Assistants Familiaux : Les bases

SAF/TSAF : ce qu’il faut savoir

Il n’est pas besoin d’avoir un problème avec l’alcool pour donner naissance à un enfant qui présentera des TSAF. Une consommation de 2 verres par jour, dite « raisonnable » pour une femme non enceinte est une consommation à risque de TCAF pour une femme enceinte.

Il peut s’agir aussi d’une maman « festive » qui ne s’alcoolise qu’en soirée ou, cas le plus fréquent, qui ne boit que de la bière et n’a pas conscience de consommer de l’alcool …

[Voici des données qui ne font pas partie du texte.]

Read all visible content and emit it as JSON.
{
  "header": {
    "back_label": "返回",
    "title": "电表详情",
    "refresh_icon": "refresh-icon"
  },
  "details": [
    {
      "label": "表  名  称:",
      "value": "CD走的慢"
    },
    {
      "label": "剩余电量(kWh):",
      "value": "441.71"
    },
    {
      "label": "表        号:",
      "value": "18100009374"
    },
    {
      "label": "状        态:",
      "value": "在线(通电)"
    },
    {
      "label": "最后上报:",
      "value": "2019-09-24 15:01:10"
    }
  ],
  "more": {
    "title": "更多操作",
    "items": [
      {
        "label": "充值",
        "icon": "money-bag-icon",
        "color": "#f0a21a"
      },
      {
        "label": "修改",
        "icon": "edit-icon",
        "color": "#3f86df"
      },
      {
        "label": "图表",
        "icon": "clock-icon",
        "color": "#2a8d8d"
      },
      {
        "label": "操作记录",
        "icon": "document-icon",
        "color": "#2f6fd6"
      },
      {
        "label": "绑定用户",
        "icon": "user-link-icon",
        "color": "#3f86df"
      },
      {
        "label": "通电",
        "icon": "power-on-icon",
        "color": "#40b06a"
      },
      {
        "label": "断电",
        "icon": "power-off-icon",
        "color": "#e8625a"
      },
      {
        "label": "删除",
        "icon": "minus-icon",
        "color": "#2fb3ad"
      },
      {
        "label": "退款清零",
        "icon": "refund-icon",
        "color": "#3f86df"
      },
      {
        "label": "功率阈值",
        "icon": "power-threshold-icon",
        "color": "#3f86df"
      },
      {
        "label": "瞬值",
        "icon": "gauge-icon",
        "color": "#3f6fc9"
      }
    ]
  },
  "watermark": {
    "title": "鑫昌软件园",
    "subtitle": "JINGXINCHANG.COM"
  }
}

Il peut aussi s’agir d’une grossesse imprévue ou qui se révèle tardivement, vers le deuxième mois de grossesse.

Quand une femme enceinte consomme des boissons alcoolisées, l’alcool traverse la barrière placentaire et expose le fœtus au même niveau d’alcoolémie que sa mère, alors que son foie est immature et incapable de métaboliser la molécule. A tous les stades de la grossesse, l’alcool affecte le bon développement du futur bébé, et surtout de son cerveau.

Le terme « Troubles du Spectre de l’Alcoolisation Fœtale » (TSAF) regroupe l’ensemble des malformations physiques, troubles cognitifs et comportementaux rencontrés chez les enfants qui ont été exposés à l’alcool avant leur naissance.

Le Syndrome d’alcoolisation Fœtale (SAF), visible à la naissance, en est la forme la plus complète (mais la moins fréquente) qui se traduit par un retard staturo-pondéral, un petit périmètre crânien et des malformations faciales caractéristiques, associés à des déficits cognitifs et des troubles comportementaux.

Mais les cas les plus fréquents (au moins 3 quart des cas), sont des TSAF sans malformations, donc invisibles à la naissance. Les troubles cognitifs et comportementaux se révèleront au fur et à mesure de la croissance de l’enfant, notamment lors de l’entrée à l’école.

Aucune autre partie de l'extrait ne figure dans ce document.